Meta, the parent company of Facebook, is currently testing its first proprietary chip designed for training artificial intelligence (AI) systems. This marks a significant step in the company’s efforts to build its own custom silicon and lessen its reliance on third-party suppliers such as Nvidia, according to two sources speaking to Reuters.
The tech giant has initiated a limited rollout of the chip and, if testing proves successful, plans to expand production for broader deployment, the sources revealed.
Developing in-house chips is a key part of Meta’s long-term strategy to reduce infrastructure costs as the company invests heavily in AI-driven technology to fuel growth.
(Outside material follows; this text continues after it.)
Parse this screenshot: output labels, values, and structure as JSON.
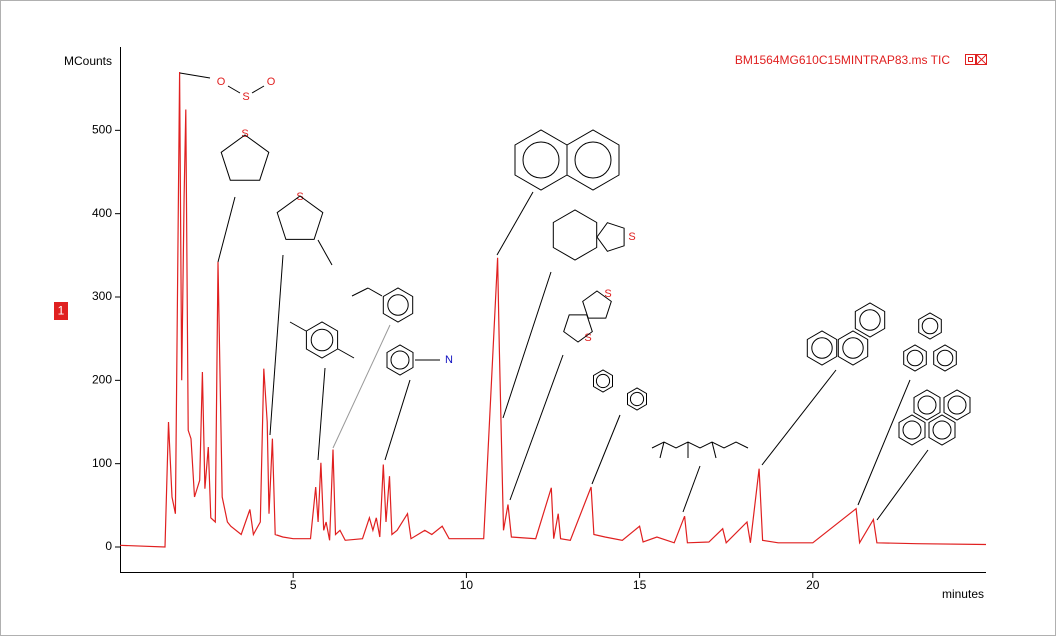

Meta, which also owns Instagram and WhatsApp, has projected its total expenses for 2025 to range between $114 billion and $119 billion. A substantial portion of this, up to $65 billion, is allocated toward AI-related capital expenditures.
One of the sources says Meta’s new training chip is a dedicated accelerator, meaning it is designed to handle only AI-specific tasks. This can make it more power-efficient than the integrated graphics processing units (GPUs) generally used for AI workloads.
Meta has partnered with Taiwan-based semiconductor manufacturer TSMC to make the chip, the source added.
Testing began following the completion of the first “tape-out” phase, a crucial milestone in chip development where the initial design is sent to a factory for production, the second source explained.
A tape-out typically costs tens of millions of dollars and requires three to six months to complete. There is no certainty of success, and if the chip fails, Meta would need to analyze and troubleshoot the issue before repeating the process.
Meta and TSMC declined to comment on the development.
This chip is the latest under Meta’s Meta Training and Inference Accelerator (MTIA) series, which has faced hurdles in the past, including the cancellation of a previous design at a similar development stage.
Nevertheless, in 2023, Meta introduced an MTIA chip for AI inference—running AI models in real-time—within its recommendation systems that personalize content feeds on Facebook and Instagram.
Meta executives have indicated they aim to begin using their own chips for AI training by 2026. AI training involves processing massive amounts of data to improve machine learning models.
Initially, the training chip will be deployed in recommendation systems, with plans to extend its use to generative AI applications, including the Meta AI chatbot, executives stated.
“We’re working on how would we do training for recommender systems and then eventually how do we think about training and inference for gen AI,” Meta’s Chief Product Officer Chris Cox said at the Morgan Stanley technology, media, and telecom conference last week.
Cox described Meta’s chip development efforts as “kind of a walk, crawl, run situation” so far, but said executives considered the first-generation inference chip for recommendations to be a “big success.”
Previously, Meta had scrapped an in-house inference chip after it failed in a small-scale test, leading the company to invest billions in Nvidia GPUs in 2022 instead.
Since then, Meta has become one of Nvidia’s largest customers, amassing GPUs to train and run AI models for recommendation systems, advertising, and the Llama foundation model series. These chips also support inference tasks for over 3 billion users interacting with Meta’s applications daily.
However, the effectiveness of large-scale GPU investments has come under scrutiny as AI researchers question whether further scaling of large language models will yield significant advancements.
This skepticism gained momentum after Chinese startup DeepSeek launched cost-efficient AI models in early 2025 that prioritize inference over traditional training methods.
DeepSeek’s breakthrough caused a temporary market downturn in AI stocks, with Nvidia’s shares dropping by as much as 20% before recovering most of the losses. While investors continue to see Nvidia’s chips as the industry benchmark for AI workloads, recent concerns over trade policies have led to fluctuations in the stock.